Many people wonder at the role the elder son plays in the story, and it is interesting to note that in a way he is a prodigal son also. His brother was lost in a ‘far country’, but he was lost at home. His Father told him: “Son thou art ever with me, and all that I have is thine.”
As with all the stories in the Bible, the central character is God/Father: the divinity residing within every individual. And Meister Eckhart stated that the prodigal is in the far country but the Father is at home.
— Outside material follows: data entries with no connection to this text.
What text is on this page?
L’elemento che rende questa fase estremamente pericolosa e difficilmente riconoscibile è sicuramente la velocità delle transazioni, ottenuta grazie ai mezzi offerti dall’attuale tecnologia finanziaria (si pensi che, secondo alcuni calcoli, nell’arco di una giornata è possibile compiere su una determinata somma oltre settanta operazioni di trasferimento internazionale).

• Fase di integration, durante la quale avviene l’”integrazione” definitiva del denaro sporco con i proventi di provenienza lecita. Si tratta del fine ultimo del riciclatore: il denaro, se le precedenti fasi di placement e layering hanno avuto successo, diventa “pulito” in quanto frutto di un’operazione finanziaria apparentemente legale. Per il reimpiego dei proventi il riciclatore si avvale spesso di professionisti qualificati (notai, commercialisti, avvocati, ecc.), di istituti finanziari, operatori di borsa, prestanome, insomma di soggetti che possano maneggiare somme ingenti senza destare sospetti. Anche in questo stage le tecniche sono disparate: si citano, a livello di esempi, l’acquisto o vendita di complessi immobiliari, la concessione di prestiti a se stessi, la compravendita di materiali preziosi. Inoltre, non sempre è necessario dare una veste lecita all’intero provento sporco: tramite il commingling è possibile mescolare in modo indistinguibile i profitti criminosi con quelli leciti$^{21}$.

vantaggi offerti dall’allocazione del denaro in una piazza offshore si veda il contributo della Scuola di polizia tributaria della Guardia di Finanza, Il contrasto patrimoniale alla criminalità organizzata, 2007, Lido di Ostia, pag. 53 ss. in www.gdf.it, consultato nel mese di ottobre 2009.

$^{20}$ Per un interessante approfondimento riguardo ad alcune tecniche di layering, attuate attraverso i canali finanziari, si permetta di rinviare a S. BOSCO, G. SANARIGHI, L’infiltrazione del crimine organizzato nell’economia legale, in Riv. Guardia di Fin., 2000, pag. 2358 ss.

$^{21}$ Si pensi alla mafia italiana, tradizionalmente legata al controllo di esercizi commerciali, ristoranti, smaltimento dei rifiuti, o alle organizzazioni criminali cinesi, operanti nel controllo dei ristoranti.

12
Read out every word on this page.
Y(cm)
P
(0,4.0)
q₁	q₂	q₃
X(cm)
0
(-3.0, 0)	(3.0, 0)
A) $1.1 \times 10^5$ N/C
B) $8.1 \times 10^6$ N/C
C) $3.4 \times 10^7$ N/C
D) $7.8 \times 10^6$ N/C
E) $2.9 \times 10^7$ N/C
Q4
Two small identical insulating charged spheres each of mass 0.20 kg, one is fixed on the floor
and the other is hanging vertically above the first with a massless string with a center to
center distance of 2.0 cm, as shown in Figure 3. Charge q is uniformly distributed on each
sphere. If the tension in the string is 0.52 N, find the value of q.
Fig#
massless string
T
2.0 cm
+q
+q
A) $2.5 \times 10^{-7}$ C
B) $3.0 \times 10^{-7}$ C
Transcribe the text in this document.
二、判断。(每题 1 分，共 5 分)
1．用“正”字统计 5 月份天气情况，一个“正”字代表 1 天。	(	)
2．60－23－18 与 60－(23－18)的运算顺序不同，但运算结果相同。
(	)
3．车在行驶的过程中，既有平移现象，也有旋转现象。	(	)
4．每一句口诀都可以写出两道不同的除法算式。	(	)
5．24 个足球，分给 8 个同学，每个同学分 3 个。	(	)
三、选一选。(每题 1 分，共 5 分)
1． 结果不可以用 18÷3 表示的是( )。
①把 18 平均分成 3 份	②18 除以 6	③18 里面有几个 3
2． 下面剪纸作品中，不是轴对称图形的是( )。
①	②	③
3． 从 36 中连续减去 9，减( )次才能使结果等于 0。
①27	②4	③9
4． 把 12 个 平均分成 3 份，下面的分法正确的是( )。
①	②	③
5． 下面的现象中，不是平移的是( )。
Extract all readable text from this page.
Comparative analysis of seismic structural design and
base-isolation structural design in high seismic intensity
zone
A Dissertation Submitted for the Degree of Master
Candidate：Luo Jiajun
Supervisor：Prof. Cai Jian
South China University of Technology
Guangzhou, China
The elder son was at home but did not realize he was always in the Presence –as we all are– and that the gifts (“son all that I have is thine”) can only be claimed in consciousness. It is when we remember, (he came to him-self) and awaken to that which is constant spiritually, that we can make a difference and by truly returning home in consciousness, together, we purposefully recognize the universal truth of all, for all. We come back from the ‘far country’ to the central point, or origin of Life—God/Home.
Both sons had to return “home.”

In closing….

Spiritual understanding comes to all who seek it with earnestness—with all their soul, with all their mind, with all their heart and with all their strength. Spiritual understanding comes to those who give themselves entirely to Spirit, to the inflow of the activity of Di-vine Wisdom and Divine Love. We attain it by turning our thoughts away from the ex-ternal to the truth within us, where the living reality abides. We must know that we are never separated from the Source of our being, and that Spirit within is ever desiring to manifest through us as the fullness of all good.